One of the things I often wonder when watching Hobson and Innocent is... how would Morse have reacted to having two women in such positions of authority?

Stories, music, cinematography, actors... as far as I'm concerned, Lewis has it all. Perhaps that's why it's one of the very few television series that I'm happy to watch again and again.

How many of you have watched this series? How many of you have watched Inspector Morse? Which do you prefer?  Questions, questions-- I must be watching a mystery!



  1. What beautiful, beautiful finished products, Cathy! You've really got talent! And as for Lewis, it's one of those few cases (in my opinion) where the continuation (not sure I'd really call it a spin-off) is of the same calibre as the original.

    1. I wouldn't call it a spin-off either, and I even think it's like The Godfather Part II-- better than the original (although Morse fans may disown me for saying that)!

  2. I've seen some episodes of Inspector Lewis--Dad always had something recorded for us to watch with us when we came to dinner. I thought they were good. Haven't seen any Morse, as far as I know, so I can't answer the other part of your question.

    1. And here I sit with the entire collection of Morse episodes on DVD!

  3. Lovely knitting. Some friends will be warm and toasty in the coming winters.

    I like Inspector Lewis. My favorite detective of the BBC classic series in Inspector Foyle played by Michael Kitchen, but I enjoy Lewis, too.

    1. I really enjoy Foyle's War, too.

  4. Bear with me... it's going to sound like I'm talking to myself, but I'm not. I am merely passing along a comment from a reader who has problems posting them on my blog. Here we go:

    "Once again I quite agree with you - this time about Inspector Lewis. However!! Do not overlook the "earlier" Morse series: Endeavour. Also quite well done. And again the theme music is the same as Morse.

    And now to be completely different - what do you think of the Midsomer Murder series?
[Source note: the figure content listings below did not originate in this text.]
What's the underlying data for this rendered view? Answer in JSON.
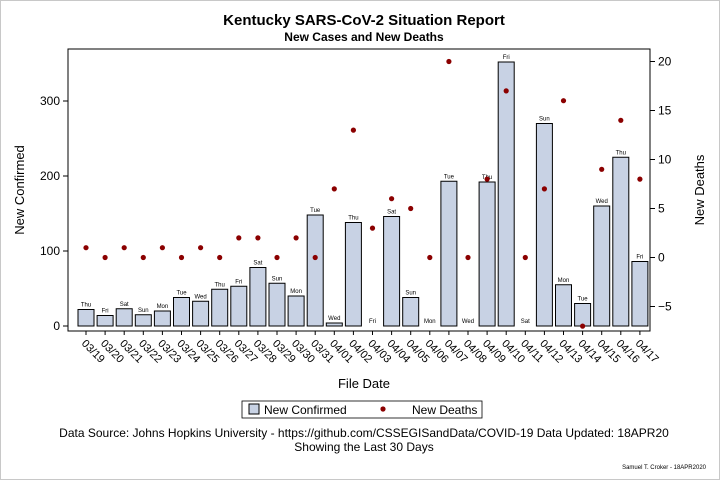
{
  "chart_data": {
    "type": "bar",
    "title": "Kentucky SARS-CoV-2 Situation Report",
    "subtitle": "New Cases and New Deaths",
    "xlabel": "File Date",
    "ylabel": "New Confirmed",
    "y2label": "New Deaths",
    "ylim": [
      0,
      360
    ],
    "y2lim": [
      -7,
      20
    ],
    "yticks": [
      0,
      100,
      200,
      300
    ],
    "y2ticks": [
      -5,
      0,
      5,
      10,
      15,
      20
    ],
    "categories": [
      "03/19",
      "03/20",
      "03/21",
      "03/22",
      "03/23",
      "03/24",
      "03/25",
      "03/26",
      "03/27",
      "03/28",
      "03/29",
      "03/30",
      "03/31",
      "04/01",
      "04/02",
      "04/03",
      "04/04",
      "04/05",
      "04/06",
      "04/07",
      "04/08",
      "04/09",
      "04/10",
      "04/11",
      "04/12",
      "04/13",
      "04/14",
      "04/15",
      "04/16",
      "04/17"
    ],
    "day_labels": [
      "Thu",
      "Fri",
      "Sat",
      "Sun",
      "Mon",
      "Tue",
      "Wed",
      "Thu",
      "Fri",
      "Sat",
      "Sun",
      "Mon",
      "Tue",
      "Wed",
      "Thu",
      "Fri",
      "Sat",
      "Sun",
      "Mon",
      "Tue",
      "Wed",
      "Thu",
      "Fri",
      "Sat",
      "Sun",
      "Mon",
      "Tue",
      "Wed",
      "Thu",
      "Fri"
    ],
    "series": [
      {
        "name": "New Confirmed",
        "kind": "bar",
        "axis": "left",
        "color": "#c8d2e4",
        "values": [
          22,
          14,
          23,
          15,
          20,
          38,
          33,
          49,
          53,
          78,
          57,
          40,
          148,
          4,
          138,
          0,
          146,
          38,
          0,
          193,
          0,
          192,
          352,
          0,
          270,
          55,
          30,
          160,
          225,
          86
        ]
      },
      {
        "name": "New Deaths",
        "kind": "scatter",
        "axis": "right",
        "color": "#8b0000",
        "values": [
          1,
          0,
          1,
          0,
          1,
          0,
          1,
          0,
          2,
          2,
          0,
          2,
          0,
          7,
          13,
          3,
          6,
          5,
          0,
          20,
          0,
          8,
          17,
          0,
          7,
          16,
          -7,
          9,
          14,
          8
        ]
      }
    ],
    "legend_position": "bottom",
    "grid": false
  },
  "footer": {
    "source": "Data Source: Johns Hopkins University - https://github.com/CSSEGISandData/COVID-19 Data Updated: 18APR20",
    "window": "Showing the Last 30 Days",
    "credit": "Samuel T. Croker - 18APR2020"
  }
}
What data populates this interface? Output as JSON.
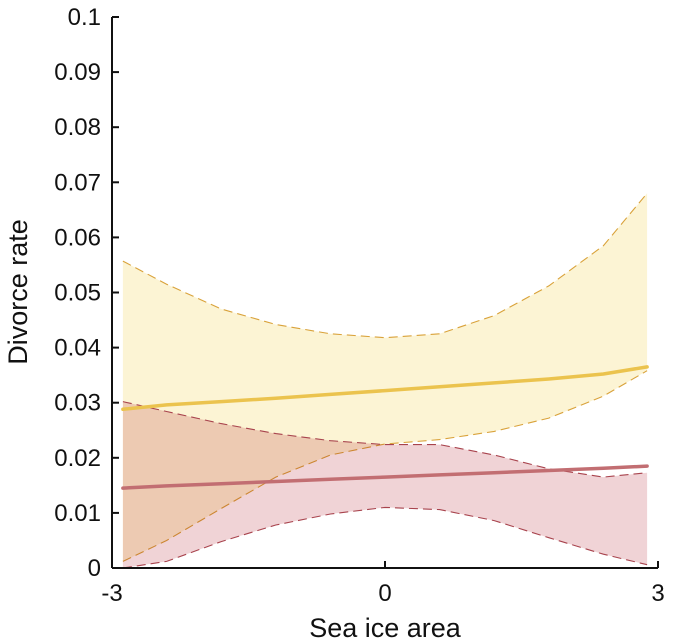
{
  "chart_data": {
    "type": "line",
    "title": "",
    "xlabel": "Sea ice area",
    "ylabel": "Divorce rate",
    "xlim": [
      -3,
      3
    ],
    "ylim": [
      0,
      0.1
    ],
    "x_ticks": [
      -3,
      0,
      3
    ],
    "x_tick_labels": [
      "-3",
      "0",
      "3"
    ],
    "y_ticks": [
      0,
      0.01,
      0.02,
      0.03,
      0.04,
      0.05,
      0.06,
      0.07,
      0.08,
      0.09,
      0.1
    ],
    "y_tick_labels": [
      "0",
      "0.01",
      "0.02",
      "0.03",
      "0.04",
      "0.05",
      "0.06",
      "0.07",
      "0.08",
      "0.09",
      "0.1"
    ],
    "grid": false,
    "legend": "none",
    "series": [
      {
        "color": "#EBC34E",
        "band_color": "#FCF4D4",
        "band_edge_color": "#D9A23A",
        "x": [
          -2.88,
          -2.4,
          -1.8,
          -1.2,
          -0.6,
          0,
          0.6,
          1.2,
          1.8,
          2.4,
          2.88
        ],
        "values": [
          0.0288,
          0.0296,
          0.0302,
          0.0308,
          0.0315,
          0.0322,
          0.0329,
          0.0336,
          0.0343,
          0.0352,
          0.0365
        ],
        "upper": [
          0.0557,
          0.0515,
          0.047,
          0.0442,
          0.0425,
          0.0418,
          0.0425,
          0.0458,
          0.0512,
          0.0585,
          0.068
        ],
        "lower": [
          0.0012,
          0.005,
          0.0108,
          0.0165,
          0.0205,
          0.0225,
          0.0233,
          0.0248,
          0.0272,
          0.0312,
          0.0358
        ]
      },
      {
        "color": "#C26E72",
        "band_color": "#F0D3D6",
        "band_edge_color": "#A8434D",
        "x": [
          -2.88,
          -2.4,
          -1.8,
          -1.2,
          -0.6,
          0,
          0.6,
          1.2,
          1.8,
          2.4,
          2.88
        ],
        "values": [
          0.0145,
          0.0149,
          0.0153,
          0.0157,
          0.0161,
          0.0165,
          0.0169,
          0.0173,
          0.0177,
          0.0181,
          0.0185
        ],
        "upper": [
          0.0302,
          0.0284,
          0.0262,
          0.0244,
          0.0231,
          0.0224,
          0.0224,
          0.0205,
          0.018,
          0.0165,
          0.0173
        ],
        "lower": [
          0,
          0.0012,
          0.0048,
          0.0078,
          0.0098,
          0.011,
          0.0106,
          0.0086,
          0.0055,
          0.0025,
          0.0006
        ]
      }
    ]
  }
}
    I like them well enough - BUT - there are so many murders for such a little town (and nearby towns) that it is a wonder there are any citizens left!


    1. Reta, I was thinking about writing a post that features "Endeavour." If I'm not mistaken, Denis and I got to watch the second season of it while we were in the UK. Very well done!

      As far as "Midsomer Murder," I have mixed views. I enjoyed several character details in Caroline Graham's books that-- for some reason-- were left out in the TV series. However, I did enjoy most of the series when John Nettles was DCI Tom Barnaby.

      But the last couple of Nettles' seasons seemed to limp along a bit, probably because Nettles was tired of being Barnaby.

      I have nothing against Neil Dudgeon as DCI John Barnaby, but the stories don't have much new in them at all. I have to admit that now I'm watching them due to a sense of loyalty and because I do love seeing which gorgeous little village they've filmed in next.